88.8% of Turkish voters voted in the first round of the presidential elections and 87% voted in the parliamentary elections which this year coincided with the presidential elections.

The average turnout in Turkish parliamentary elections since the 80s is over 85 percent. And in the presidential elections held in 2018 and 2014, voter turnout was 86 and 74 percent, respectively. Voting is compulsory in Turkey, but the penalty is not imposed.

Voter turnout in the world is down to just over 60 percent after declining steadily since the late 80s, according to a compilation from the intergovernmental organization IDEA, which compares countries' electoral systems. In Sweden, voter turnout was 84.2 percent in the 2022 election.

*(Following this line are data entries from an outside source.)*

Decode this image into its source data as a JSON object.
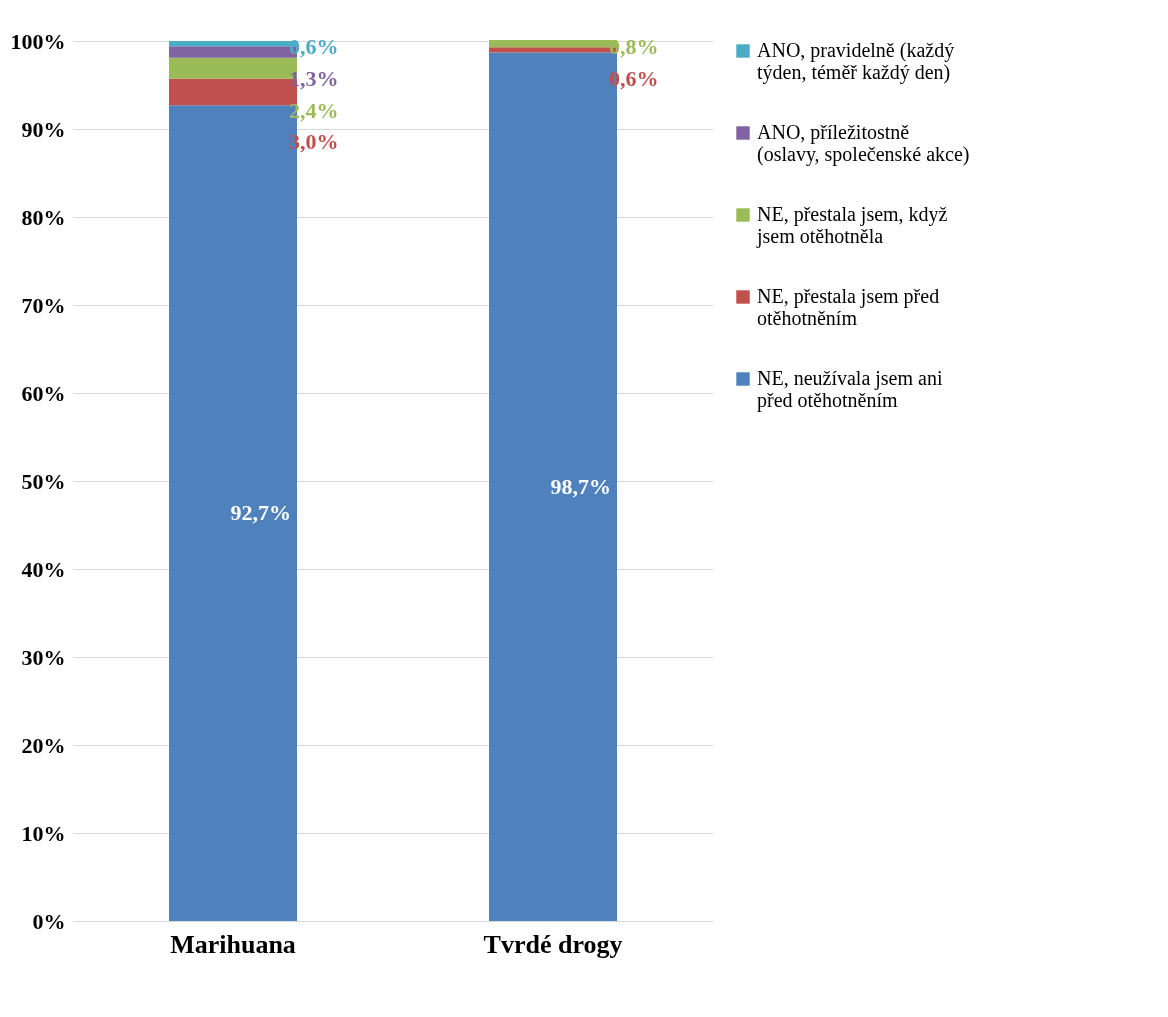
{
  "chart_data": {
    "type": "bar",
    "stacked": true,
    "categories": [
      "Marihuana",
      "Tvrdé drogy"
    ],
    "series": [
      {
        "name": "NE, neužívala jsem ani před otěhotněním",
        "color": "#4f81bd",
        "values": [
          92.7,
          98.7
        ],
        "value_labels": [
          "92,7%",
          "98,7%"
        ]
      },
      {
        "name": "NE, přestala jsem před otěhotněním",
        "color": "#c0504d",
        "values": [
          3.0,
          0.6
        ],
        "value_labels": [
          "3,0%",
          "0,6%"
        ]
      },
      {
        "name": "NE, přestala jsem, když jsem otěhotněla",
        "color": "#9bbb59",
        "values": [
          2.4,
          0.8
        ],
        "value_labels": [
          "2,4%",
          "0,8%"
        ]
      },
      {
        "name": "ANO, příležitostně (oslavy, společenské akce)",
        "color": "#8064a2",
        "values": [
          1.3,
          null
        ],
        "value_labels": [
          "1,3%",
          null
        ]
      },
      {
        "name": "ANO, pravidelně (každý týden, téměř každý den)",
        "color": "#4bacc6",
        "values": [
          0.6,
          null
        ],
        "value_labels": [
          "0,6%",
          null
        ]
      }
    ],
    "ylim": [
      0,
      100
    ],
    "yticks": [
      {
        "value": 0,
        "label": "0%"
      },
      {
        "value": 10,
        "label": "10%"
      },
      {
        "value": 20,
        "label": "20%"
      },
      {
        "value": 30,
        "label": "30%"
      },
      {
        "value": 40,
        "label": "40%"
      },
      {
        "value": 50,
        "label": "50%"
      },
      {
        "value": 60,
        "label": "60%"
      },
      {
        "value": 70,
        "label": "70%"
      },
      {
        "value": 80,
        "label": "80%"
      },
      {
        "value": 90,
        "label": "90%"
      },
      {
        "value": 100,
        "label": "100%"
      }
    ],
    "grid": "y",
    "legend": "right"
  }
}
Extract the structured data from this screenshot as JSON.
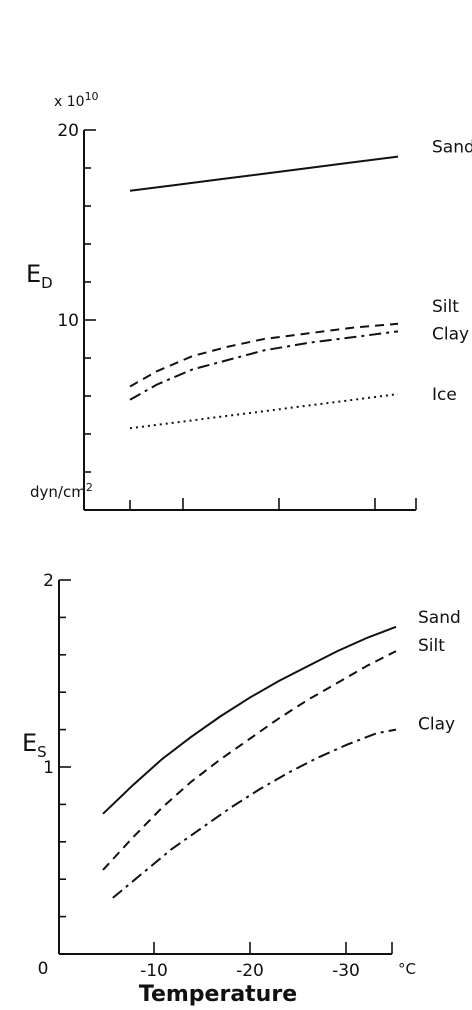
{
  "chart_data": [
    {
      "type": "line",
      "ylabel_main": "E",
      "ylabel_sub": "D",
      "y_multiplier": "x 10",
      "y_multiplier_exp": "10",
      "y_unit": "dyn/cm",
      "y_unit_exp": "2",
      "xlim": [
        0,
        -37
      ],
      "ylim": [
        0,
        20
      ],
      "y_tick_labels": [
        {
          "value": 20,
          "label": "20"
        },
        {
          "value": 10,
          "label": "10"
        }
      ],
      "y_minor_ticks": [
        2,
        4,
        6,
        8,
        12,
        14,
        16,
        18
      ],
      "x_ticks": [
        -10,
        -20,
        -30
      ],
      "grid": false,
      "series": [
        {
          "name": "Sand",
          "style": "solid",
          "x": [
            -5,
            -10,
            -15,
            -20,
            -25,
            -30,
            -35
          ],
          "y": [
            16.8,
            17.1,
            17.4,
            17.7,
            18.0,
            18.3,
            18.6
          ]
        },
        {
          "name": "Silt",
          "style": "dashed",
          "x": [
            -5,
            -8,
            -12,
            -16,
            -20,
            -25,
            -30,
            -35
          ],
          "y": [
            6.5,
            7.3,
            8.1,
            8.6,
            9.0,
            9.3,
            9.6,
            9.8
          ]
        },
        {
          "name": "Clay",
          "style": "dashdot",
          "x": [
            -5,
            -8,
            -12,
            -16,
            -20,
            -25,
            -30,
            -35
          ],
          "y": [
            5.8,
            6.6,
            7.4,
            7.9,
            8.4,
            8.8,
            9.1,
            9.4
          ]
        },
        {
          "name": "Ice",
          "style": "dotted",
          "x": [
            -5,
            -10,
            -15,
            -20,
            -25,
            -30,
            -35
          ],
          "y": [
            4.3,
            4.6,
            4.9,
            5.2,
            5.5,
            5.8,
            6.1
          ]
        }
      ]
    },
    {
      "type": "line",
      "ylabel_main": "E",
      "ylabel_sub": "S",
      "xlabel": "Temperature",
      "x_unit": "°C",
      "xlim": [
        0,
        -37
      ],
      "ylim": [
        0,
        2
      ],
      "y_tick_labels": [
        {
          "value": 2,
          "label": "2"
        },
        {
          "value": 1,
          "label": "1"
        }
      ],
      "y_minor_ticks": [
        0.2,
        0.4,
        0.6,
        0.8,
        1.2,
        1.4,
        1.6,
        1.8
      ],
      "x_ticks": [
        {
          "value": 0,
          "label": "0"
        },
        {
          "value": -10,
          "label": "-10"
        },
        {
          "value": -20,
          "label": "-20"
        },
        {
          "value": -30,
          "label": "-30"
        }
      ],
      "grid": false,
      "series": [
        {
          "name": "Sand",
          "style": "solid",
          "x": [
            -5,
            -8,
            -11,
            -14,
            -17,
            -20,
            -23,
            -26,
            -29,
            -32,
            -35
          ],
          "y": [
            0.75,
            0.9,
            1.04,
            1.16,
            1.27,
            1.37,
            1.46,
            1.54,
            1.62,
            1.69,
            1.75
          ]
        },
        {
          "name": "Silt",
          "style": "dashed",
          "x": [
            -5,
            -8,
            -11,
            -14,
            -17,
            -20,
            -23,
            -26,
            -29,
            -32,
            -35
          ],
          "y": [
            0.45,
            0.62,
            0.78,
            0.92,
            1.04,
            1.15,
            1.26,
            1.36,
            1.45,
            1.54,
            1.62
          ]
        },
        {
          "name": "Clay",
          "style": "dashdot",
          "x": [
            -6,
            -9,
            -12,
            -15,
            -18,
            -21,
            -24,
            -27,
            -30,
            -33,
            -35
          ],
          "y": [
            0.3,
            0.43,
            0.56,
            0.67,
            0.78,
            0.88,
            0.97,
            1.05,
            1.12,
            1.18,
            1.2
          ]
        }
      ]
    }
  ]
}
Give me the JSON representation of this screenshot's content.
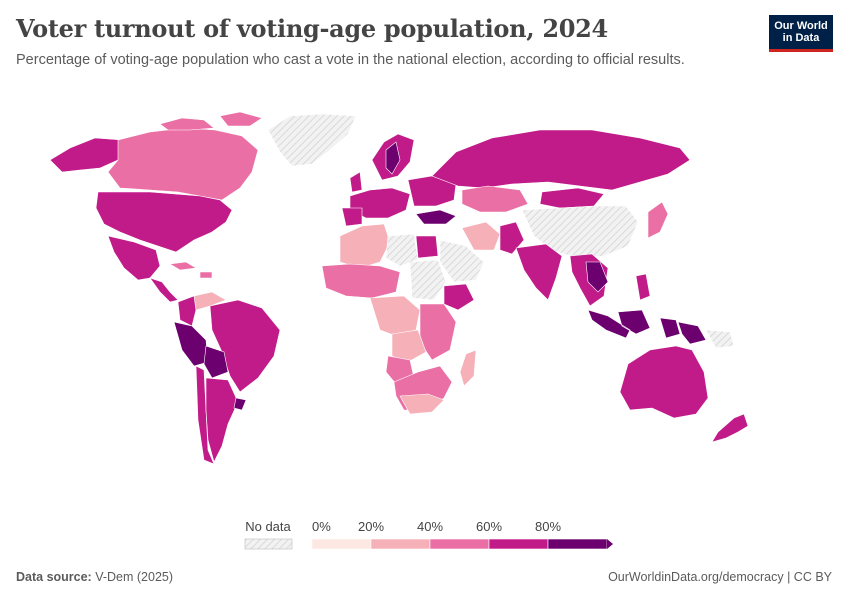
{
  "header": {
    "title": "Voter turnout of voting-age population, 2024",
    "subtitle": "Percentage of voting-age population who cast a vote in the national election, according to official results."
  },
  "logo": {
    "line1": "Our World",
    "line2": "in Data"
  },
  "legend": {
    "no_data_label": "No data",
    "bins": [
      {
        "label": "0%",
        "color": "#fce7e2"
      },
      {
        "label": "20%",
        "color": "#f5b0b8"
      },
      {
        "label": "40%",
        "color": "#ea6fa4"
      },
      {
        "label": "60%",
        "color": "#c11b8a"
      },
      {
        "label": "80%",
        "color": "#6d006f"
      }
    ]
  },
  "colors": {
    "no_data": "#e6e6e6",
    "ocean": "#ffffff",
    "border": "#ffffff"
  },
  "footer": {
    "source_label": "Data source:",
    "source_value": "V-Dem (2025)",
    "url": "OurWorldinData.org/democracy | CC BY"
  }
}
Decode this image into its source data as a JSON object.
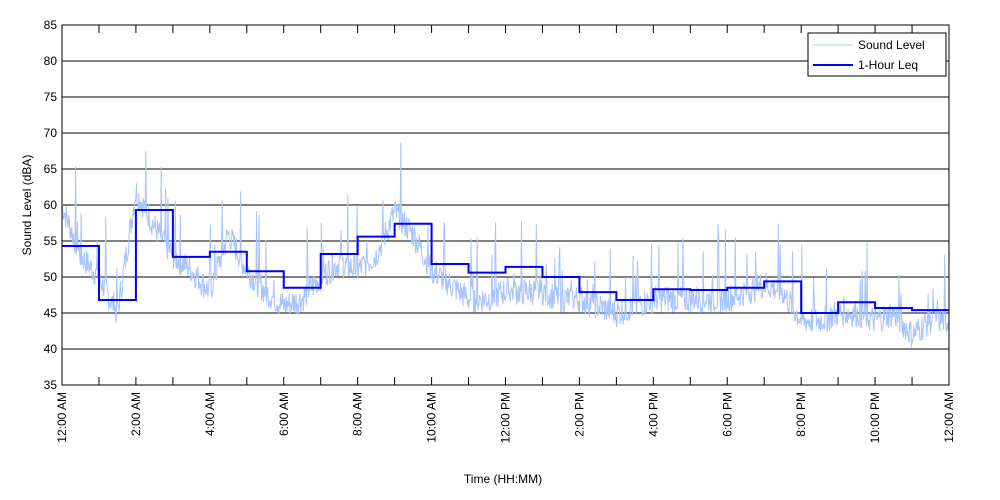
{
  "chart_data": {
    "type": "line",
    "title": "",
    "xlabel": "Time (HH:MM)",
    "ylabel": "Sound Level (dBA)",
    "xlim_hours": [
      0,
      24
    ],
    "ylim": [
      35,
      85
    ],
    "y_ticks": [
      35,
      40,
      45,
      50,
      55,
      60,
      65,
      70,
      75,
      80,
      85
    ],
    "x_tick_labels": [
      "12:00 AM",
      "2:00 AM",
      "4:00 AM",
      "6:00 AM",
      "8:00 AM",
      "10:00 AM",
      "12:00 PM",
      "2:00 PM",
      "4:00 PM",
      "6:00 PM",
      "8:00 PM",
      "10:00 PM",
      "12:00 AM"
    ],
    "grid": "horizontal",
    "legend_position": "top-right",
    "series": [
      {
        "name": "Sound Level",
        "color": "#a8c4ff",
        "interval_hours": 0.5,
        "values": [
          60,
          53,
          50,
          45,
          62,
          57,
          53,
          51,
          48,
          56,
          51,
          48,
          46,
          47,
          50,
          52,
          51,
          53,
          59,
          56,
          51,
          49,
          47,
          47,
          48,
          48,
          48,
          47,
          47,
          46,
          45,
          46,
          47,
          47,
          47,
          47,
          47,
          48,
          49,
          48,
          44,
          44,
          45,
          45,
          44,
          45,
          42,
          44,
          44
        ]
      },
      {
        "name": "1-Hour Leq",
        "color": "#0000ff",
        "interval_hours": 1,
        "values": [
          54.3,
          46.8,
          59.3,
          52.8,
          53.5,
          50.8,
          48.5,
          53.2,
          55.6,
          57.4,
          51.8,
          50.6,
          51.4,
          50.0,
          47.9,
          46.8,
          48.3,
          48.2,
          48.5,
          49.4,
          45.0,
          46.5,
          45.7,
          45.4
        ]
      }
    ]
  }
}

Challenges for the second round of the election

Aras Lindh believes in high participation in the second round of the presidential election as well, but the parties have challenges ahead of them.

"Now that Erdogan has a head start, the question is whether the air may not have gone out of some of the supporters of the opposition. At the same time, supporters on the government side may feel so victorious that they do not vote.

Long journey

A further challenge is that citizens have to vote in the province where they are registered. This is important not least for the hundreds of thousands of Turks who have evacuated from the earthquake-stricken Hatay province. Now they have to return again if they want to vote. In the first round of the presidential election, 83 percent of the people registered in Hatay province voted.

Even in Sweden, Turkish citizens may be forced to travel far again. The more than 43,000 people who are eligible to vote in Sweden must get to the country's only polling station in Älvsjö in Stockholm. In the first round of the election, 32% of these people voted.